Born in 1829, died in 1906; took part in an uprising in the Palatinate in 1849 and was arrested, but escaped to Switzerland; came to the United States in 1852; made Minister to Spain in 1861, but resigned to enter the Union army, where he became a Major-General; elected Senator from Missouri in 1869; a leader in the Liberal Republican movement of 1872; Secretary of the Interior in 1877; prominent in the “Mugwump” movement of 1884.

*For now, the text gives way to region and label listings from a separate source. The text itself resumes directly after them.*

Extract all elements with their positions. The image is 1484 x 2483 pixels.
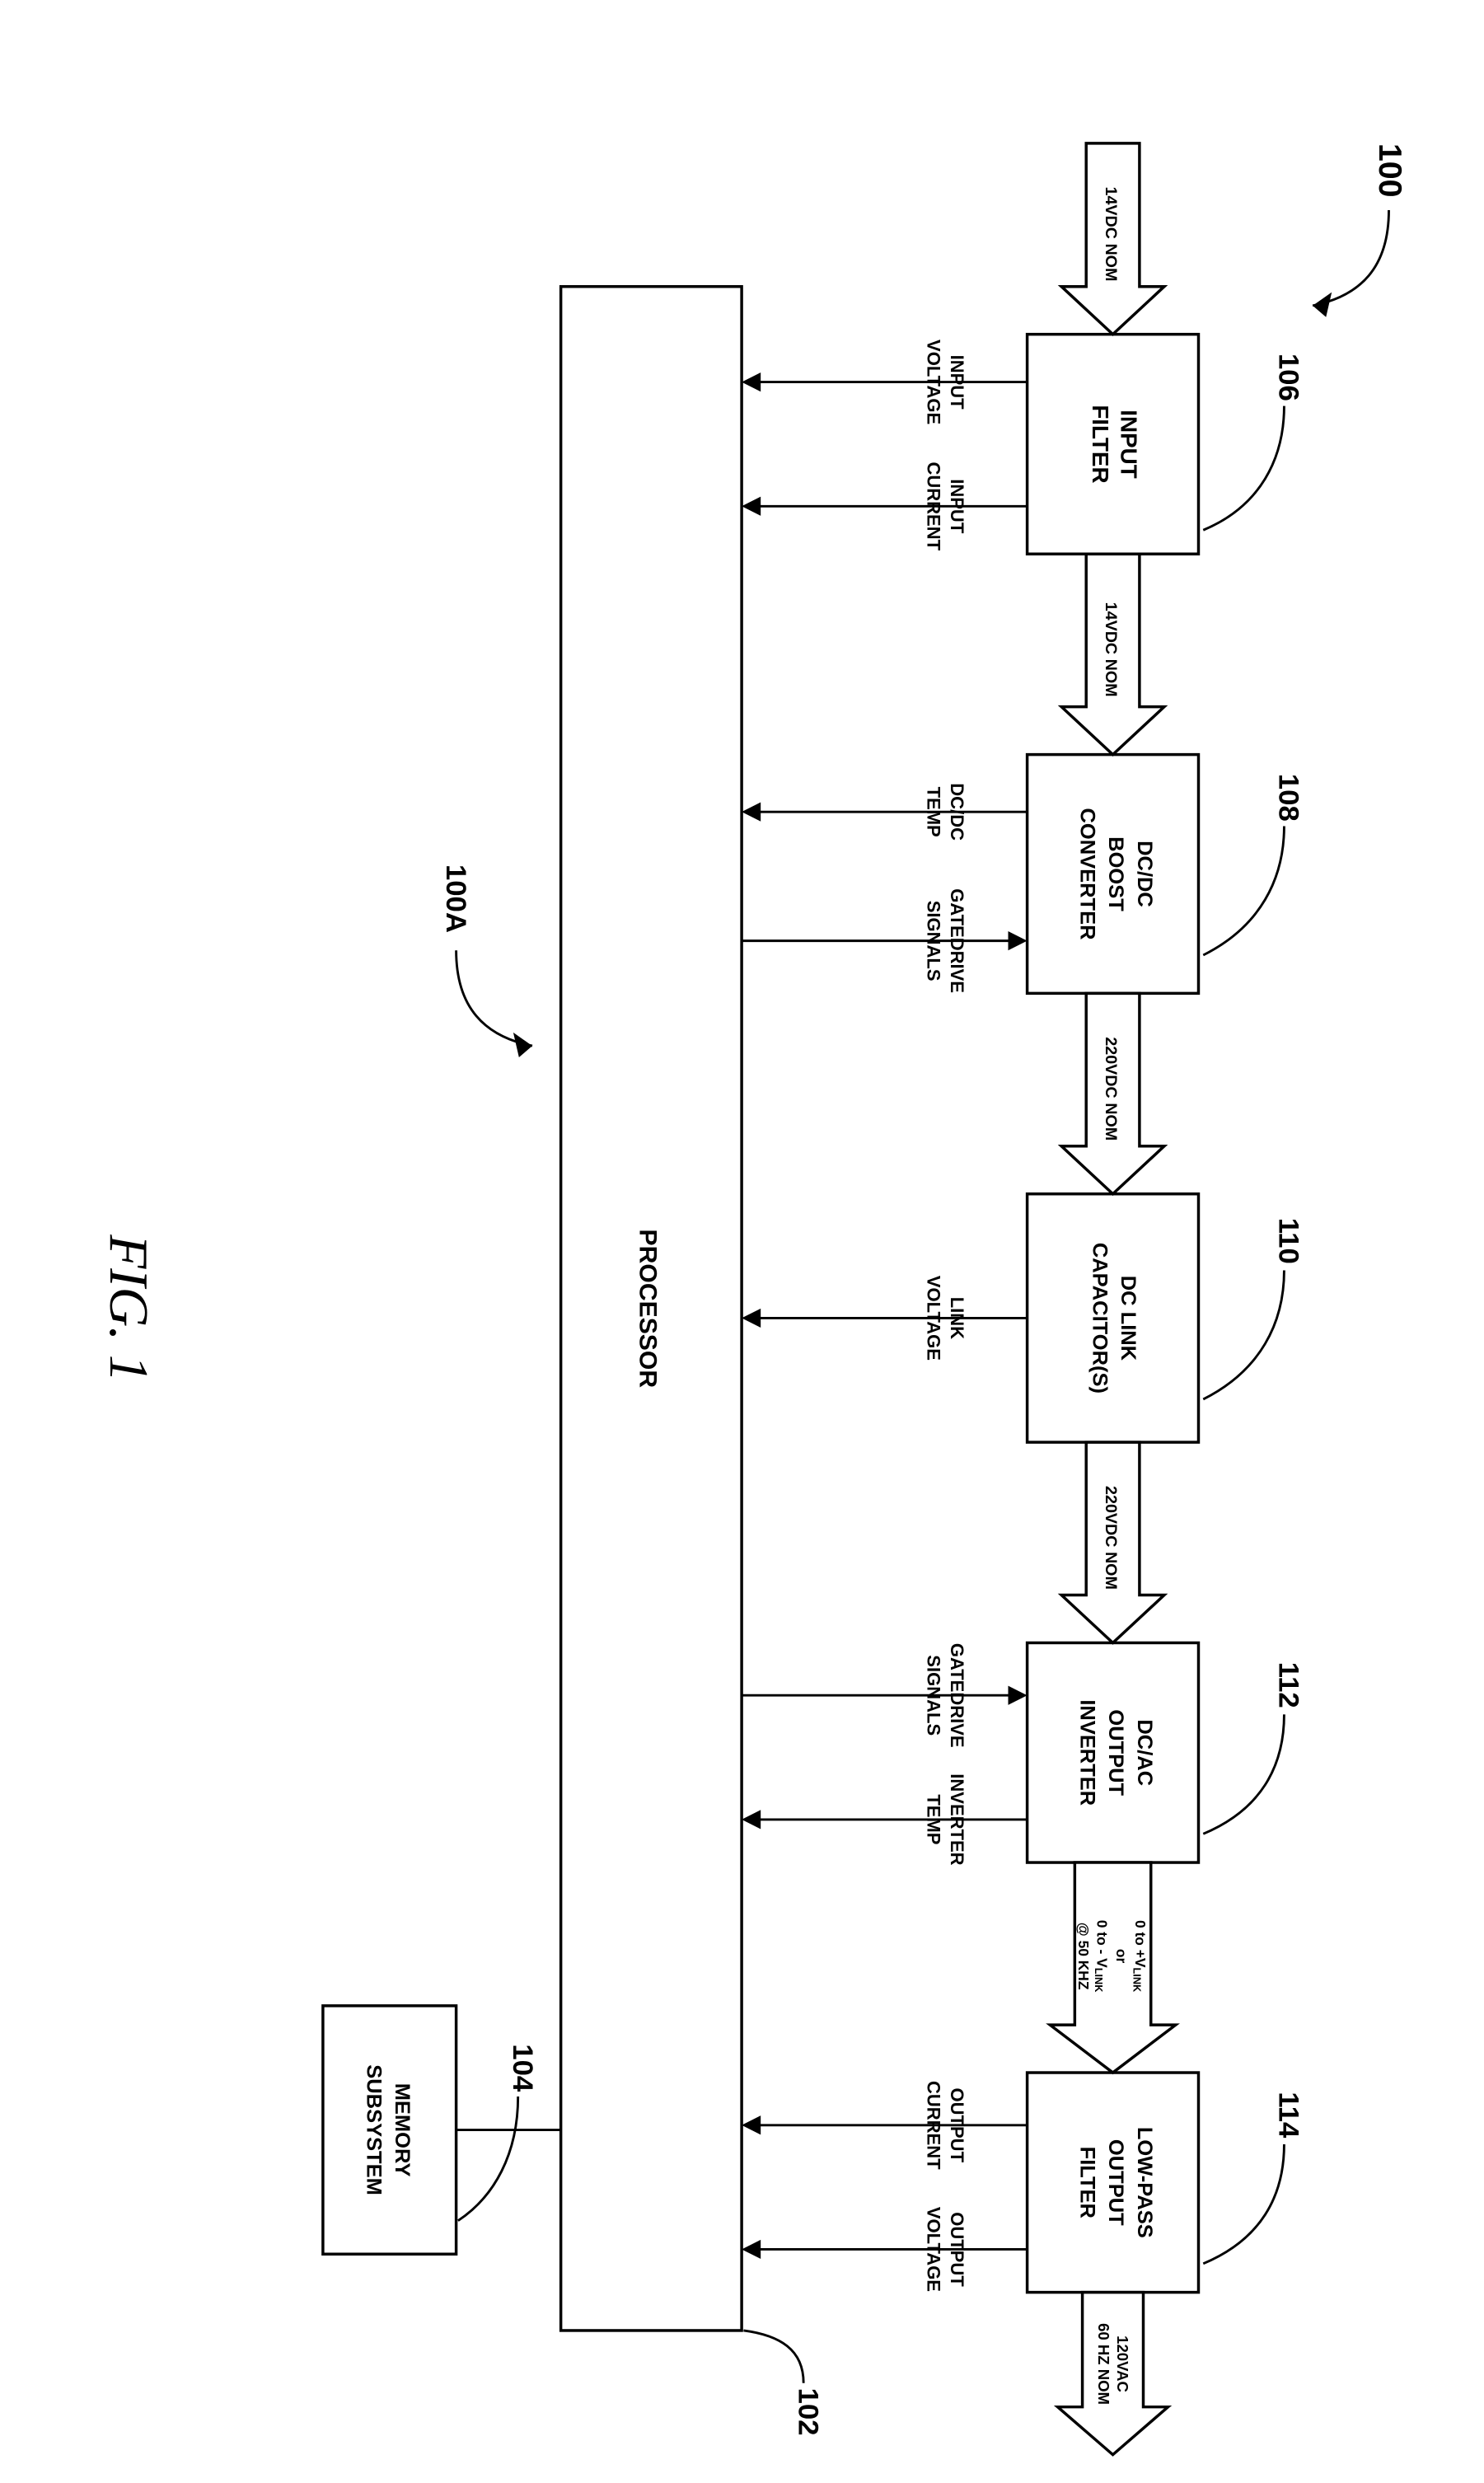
svg-text:60 HZ NOM: 60 HZ NOM	[1095, 2323, 1112, 2405]
svg-text:LINK: LINK	[947, 1297, 967, 1339]
ref-inverter: 112	[1273, 1662, 1304, 1708]
svg-text:CAPACITOR(S): CAPACITOR(S)	[1088, 1243, 1112, 1394]
svg-text:INVERTER: INVERTER	[947, 1773, 967, 1865]
svg-text:CURRENT: CURRENT	[923, 2081, 943, 2170]
svg-text:120VAC: 120VAC	[1114, 2335, 1131, 2392]
svg-text:PROCESSOR: PROCESSOR	[634, 1230, 662, 1389]
arrow-out: 120VAC 60 HZ NOM	[1058, 2293, 1168, 2455]
svg-text:@ 50 KHZ: @ 50 KHZ	[1075, 1923, 1092, 1990]
arrow-1: 14VDC NOM	[1061, 554, 1164, 754]
ref-input-filter: 106	[1273, 354, 1304, 401]
svg-text:14VDC NOM: 14VDC NOM	[1102, 187, 1120, 282]
block-inverter: DC/AC OUTPUT INVERTER	[1028, 1642, 1199, 1862]
svg-text:TEMP: TEMP	[923, 787, 943, 837]
block-input-filter: INPUT FILTER	[1028, 335, 1199, 555]
signal-inverter-temp: INVERTER TEMP	[742, 1773, 1027, 1865]
svg-text:14VDC NOM: 14VDC NOM	[1102, 602, 1120, 697]
svg-text:GATEDRIVE: GATEDRIVE	[947, 1643, 967, 1748]
signal-dcdc-temp: DC/DC TEMP	[742, 783, 1027, 841]
svg-text:INPUT: INPUT	[947, 479, 967, 534]
ref-subsystem: 100A	[440, 864, 471, 933]
ref-memory: 104	[507, 2044, 538, 2092]
arrow-3: 220VDC NOM	[1061, 1442, 1164, 1642]
svg-text:LOW-PASS: LOW-PASS	[1133, 2127, 1156, 2238]
svg-text:VOLTAGE: VOLTAGE	[923, 1276, 943, 1361]
svg-text:INPUT: INPUT	[947, 355, 967, 410]
svg-text:CONVERTER: CONVERTER	[1076, 808, 1099, 939]
block-processor: PROCESSOR	[561, 287, 742, 2331]
figure-caption: FIG. 1	[98, 1234, 160, 1382]
svg-text:OUTPUT: OUTPUT	[947, 2212, 967, 2287]
block-boost-converter: DC/DC BOOST CONVERTER	[1028, 755, 1199, 994]
svg-text:GATEDRIVE: GATEDRIVE	[947, 888, 967, 993]
svg-text:FILTER: FILTER	[1088, 405, 1113, 483]
signal-output-current: OUTPUT CURRENT	[742, 2081, 1027, 2170]
signal-gatedrive-boost: GATEDRIVE SIGNALS	[742, 888, 1027, 993]
svg-text:220VDC NOM: 220VDC NOM	[1102, 1486, 1120, 1590]
svg-text:CURRENT: CURRENT	[923, 461, 943, 550]
svg-text:SIGNALS: SIGNALS	[923, 1655, 943, 1736]
ref-lpf: 114	[1273, 2092, 1304, 2139]
svg-text:TEMP: TEMP	[923, 1794, 943, 1844]
arrow-4: 0 to +VLINK or 0 to - VLINK @ 50 KHZ	[1050, 1862, 1175, 2073]
arrow-in: 14VDC NOM	[1061, 143, 1164, 335]
svg-text:DC/DC: DC/DC	[947, 783, 967, 841]
svg-text:INVERTER: INVERTER	[1076, 1699, 1099, 1806]
svg-text:OUTPUT: OUTPUT	[947, 2088, 967, 2163]
ref-system: 100	[1372, 143, 1408, 198]
svg-text:DC/DC: DC/DC	[1133, 841, 1156, 907]
svg-text:VOLTAGE: VOLTAGE	[923, 340, 943, 424]
svg-text:BOOST: BOOST	[1104, 836, 1127, 911]
svg-text:DC LINK: DC LINK	[1117, 1276, 1140, 1361]
block-link-caps: DC LINK CAPACITOR(S)	[1028, 1194, 1199, 1442]
signal-input-current: INPUT CURRENT	[742, 461, 1027, 550]
svg-text:MEMORY: MEMORY	[391, 2083, 414, 2177]
svg-text:SUBSYSTEM: SUBSYSTEM	[362, 2064, 385, 2195]
arrow-2: 220VDC NOM	[1061, 993, 1164, 1193]
signal-gatedrive-inverter: GATEDRIVE SIGNALS	[742, 1643, 1027, 1748]
ref-processor: 102	[792, 2388, 823, 2436]
block-memory: MEMORY SUBSYSTEM	[323, 2006, 456, 2254]
svg-text:DC/AC: DC/AC	[1133, 1719, 1156, 1786]
block-lpf: LOW-PASS OUTPUT FILTER	[1028, 2073, 1199, 2293]
signal-output-voltage: OUTPUT VOLTAGE	[742, 2207, 1027, 2292]
ref-boost: 108	[1273, 774, 1304, 822]
svg-text:SIGNALS: SIGNALS	[923, 901, 943, 981]
svg-text:FILTER: FILTER	[1076, 2147, 1099, 2218]
svg-text:220VDC NOM: 220VDC NOM	[1102, 1037, 1120, 1141]
svg-text:VOLTAGE: VOLTAGE	[923, 2207, 943, 2292]
svg-text:OUTPUT: OUTPUT	[1104, 2139, 1127, 2226]
svg-text:or: or	[1113, 1949, 1130, 1964]
svg-text:INPUT: INPUT	[1117, 410, 1142, 478]
ref-link-caps: 110	[1273, 1218, 1304, 1264]
svg-text:OUTPUT: OUTPUT	[1104, 1709, 1127, 1796]
signal-link-voltage: LINK VOLTAGE	[742, 1276, 1027, 1361]
signal-input-voltage: INPUT VOLTAGE	[742, 340, 1027, 424]
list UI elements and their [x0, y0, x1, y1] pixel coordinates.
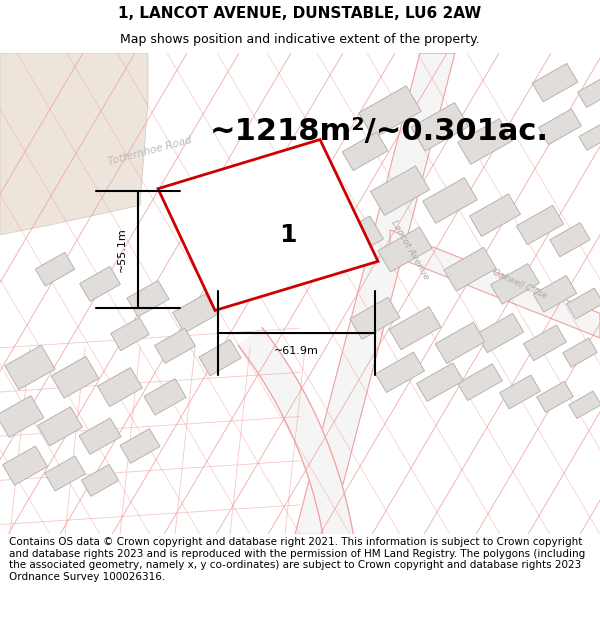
Polygon shape [2, 446, 47, 485]
Polygon shape [51, 356, 99, 398]
Polygon shape [389, 307, 441, 349]
Polygon shape [359, 86, 421, 138]
Text: Contains OS data © Crown copyright and database right 2021. This information is : Contains OS data © Crown copyright and d… [9, 537, 585, 582]
Polygon shape [111, 318, 149, 351]
Text: ~55.1m: ~55.1m [117, 227, 127, 272]
Polygon shape [5, 345, 55, 389]
Polygon shape [376, 352, 425, 392]
Polygon shape [120, 429, 160, 463]
Polygon shape [127, 281, 169, 317]
Text: 1: 1 [279, 223, 296, 247]
Text: 1, LANCOT AVENUE, DUNSTABLE, LU6 2AW: 1, LANCOT AVENUE, DUNSTABLE, LU6 2AW [118, 6, 482, 21]
Polygon shape [539, 109, 581, 144]
Polygon shape [342, 132, 388, 171]
Polygon shape [416, 363, 463, 401]
Text: ~61.9m: ~61.9m [274, 346, 319, 356]
Polygon shape [144, 379, 186, 415]
Text: ~1218m²/~0.301ac.: ~1218m²/~0.301ac. [210, 118, 549, 146]
Polygon shape [238, 328, 359, 591]
Polygon shape [44, 456, 85, 491]
Polygon shape [536, 381, 574, 412]
Polygon shape [500, 375, 541, 409]
Polygon shape [295, 53, 455, 534]
Polygon shape [38, 407, 82, 446]
Polygon shape [563, 338, 597, 367]
Polygon shape [326, 216, 383, 264]
Polygon shape [423, 177, 477, 223]
Polygon shape [517, 206, 563, 244]
Polygon shape [533, 276, 577, 312]
Polygon shape [390, 230, 600, 338]
Polygon shape [412, 102, 469, 151]
Polygon shape [550, 222, 590, 257]
Polygon shape [199, 339, 241, 376]
Polygon shape [491, 264, 539, 304]
Polygon shape [158, 139, 378, 311]
Polygon shape [569, 391, 600, 418]
Polygon shape [98, 368, 142, 407]
Polygon shape [458, 119, 512, 164]
Text: Lancot Avenue: Lancot Avenue [389, 218, 431, 281]
Polygon shape [532, 63, 578, 102]
Polygon shape [82, 464, 119, 496]
Text: Totternhoe Road: Totternhoe Road [107, 136, 193, 168]
Polygon shape [444, 248, 496, 291]
Polygon shape [0, 53, 148, 235]
Polygon shape [476, 313, 524, 352]
Text: Map shows position and indicative extent of the property.: Map shows position and indicative extent… [120, 33, 480, 46]
Polygon shape [370, 166, 430, 215]
Polygon shape [173, 294, 217, 333]
Polygon shape [378, 227, 432, 272]
Polygon shape [470, 194, 520, 236]
Text: Oakwell Close: Oakwell Close [491, 268, 548, 301]
Polygon shape [350, 298, 400, 339]
Polygon shape [579, 123, 600, 150]
Polygon shape [435, 322, 485, 364]
Polygon shape [458, 364, 502, 401]
Polygon shape [524, 325, 566, 361]
Polygon shape [566, 288, 600, 319]
Polygon shape [0, 396, 44, 437]
Polygon shape [80, 266, 121, 301]
Polygon shape [79, 418, 121, 454]
Polygon shape [35, 253, 75, 286]
Polygon shape [578, 78, 600, 108]
Polygon shape [155, 328, 196, 363]
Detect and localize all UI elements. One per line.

In the course of this debate we have listened to some senators, as they conjured up before our eyes once more all the horrors of the Rebellion, the wickedness of its conception, how terrible its incidents were, and how harrowing its consequences. Sir, I admit it all; I will not combat the correctness of the picture; and yet if I differ from the gentlemen who drew it, it is because,

  1. From a speech delivered in the United States Senate, January 30, 1872, as reported in The Congressional Globe. The subject of debate was a bill which provided that no person should be a senator, representative, or presidential elector, or hold any civil or military office under the United States, or in any State, provided that he, as a federal or State officer, had sworn to support the Constitution and had afterward engaged in the Secession cause. But provision was made that by a two-thirds vote of each House this disability could be removed. General amnesty was not aimed at in the Bill, three classes of persons being excepted from relief. The Bill failed to become a law. These passages are given here by kind permission of the executors of General Schurz's estate.